И Саша зашагал в сторону «сеттльмента»: он хорошо знал, где живет Грум-Гржимайло…
* * *
— А-а-а, поручик! Проходите, проходите… Кстати, поможете…
Квартира полковника, ранее выглядевшая островком России посреди азиатчины, теперь напоминала поле боя. Вся заставленная коробками, свертками, заваленная мятой бумагой, рулонами клейкой ленты и прочими упаковочными материалами, она походила на что угодно, только не на жилище российского офицера.
— Берите вот эти вазы и обматывайте бумагой. — В руки Бежецкого лег огромный рулон бумажных полотенец. — Не дай бог поколются в дороге — Люсенька мне этого не простит!
— А где ваша хозяюшка? — поинтересовался Саша, стараясь наматывать бумагу как можно аккуратнее, хотя получалось неважно: она плохо держалась на гладкой поверхности фарфора.
— В России голубушка моя, — вздохнул полковник, запихивая последний комок бумаги в большой фанерный ящик и водружая на него крышку. — Вчера звонила. Верите — нет, Саша, а я вот жду не дождусь, когда снова с ней увижусь. Тридцать лет прожили душа в душу, последние пятнадцать — неразлучно. Тут и день врозь вечностью покажется…
— Отчего же она вас покинула, Петр Михайлович? Неужели здоровье?
— Типун вам на язык! — Полковник размашисто перекрестился. — Здорова моя ненаглядная и вам того же желает. Просто отправил я ее вперед, а сам вот задержался, чтобы вещи к отправке подготовить. Можно было, конечно, и поручить кому-нибудь, да разве будешь спокоен? А вещичек за четыре года здешнего нашего жилья поднакопилось изрядно…
— Погодите, Петр Михайлович… Вы в отпуск?
— Нет, поручик, — Грум-Гржимайло старался не смотреть на своего подчиненного. — Насовсем.
— Переводитесь?
— Нет… Да вы что — ничего не знаете?
— Я только что из госпиталя… Вот, снова в полк.

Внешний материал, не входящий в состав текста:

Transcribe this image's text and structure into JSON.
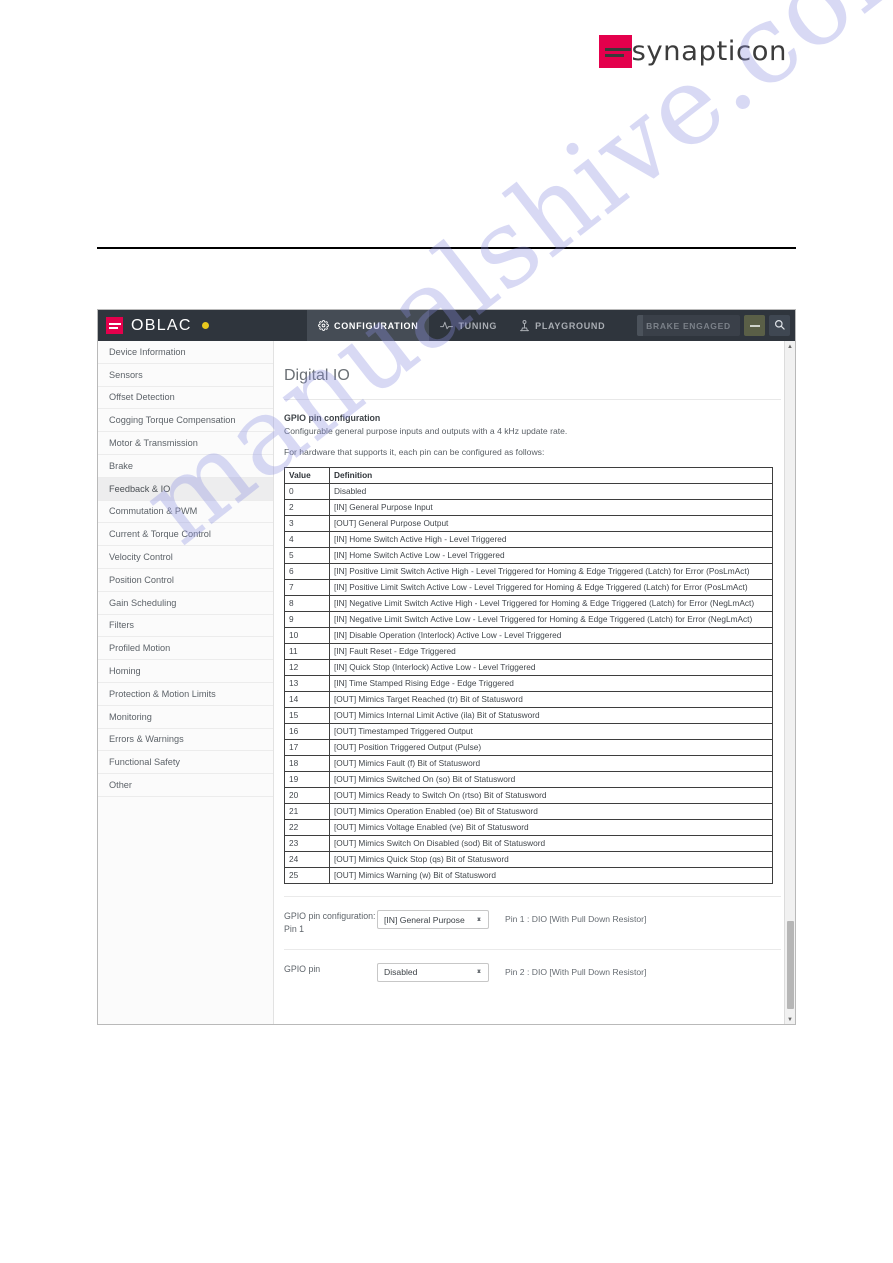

— Нет полка, Саша. Нет, он есть, конечно же, но… Полк отводится в Туркестан на переформирование. Будет дополнен до штатного состава, а затем… А что затем — не знаю. Возможно, в Туркестане и останется, возможно — вернется сюда. Да мне это, собственно говоря, уже безразлично.
— Почему?
— Я подал в отставку, Саша. И отставка уже принята.
— Почему?!
— По причине несогласия моего с нынешней политикой в Афганском вопросе. И личного несогласия с новым командующим.
— А разве?..
— Да, командует теперь Особым Запамирским корпусом другой человек. Генерал-лейтенант Юсупов. А Василий Никитович отозван в Санкт-Петербург.
— Как же мне быть?
— Как быть? — Полковник отобрал у Александра папочку с документами, которую тот продолжал держать под мышкой, и бегло пролистал. — Вы, дорогой мой, имеете право на отпуск по ранению. Вот тут черным по белому написано. Выправляйте недополученное жалованье… Помнится, месяца за три казна вам должна… И — домой. Поскольку вся полковая канцелярия уже в Ашгабате, можно оформить проезд в штабе корпуса.
— Но я бы хотел…
— А вот догонять полк не советую, — покачал головой Петр Михайлович. — Переформирование — гиблое дело. Уж поверьте моему опыту. Тем более что Ашгабат — такая дыра, даже по сравнению с Кабулом, что рады вы не будете. Лучше уж проведите пару месяцев дома, отдохните, наберитесь сил… А там, может быть, что-нибудь вам кто-нибудь посоветует… Например, вернуться в гвардию, — подмигнул полковник, отставляя ящик в сторону.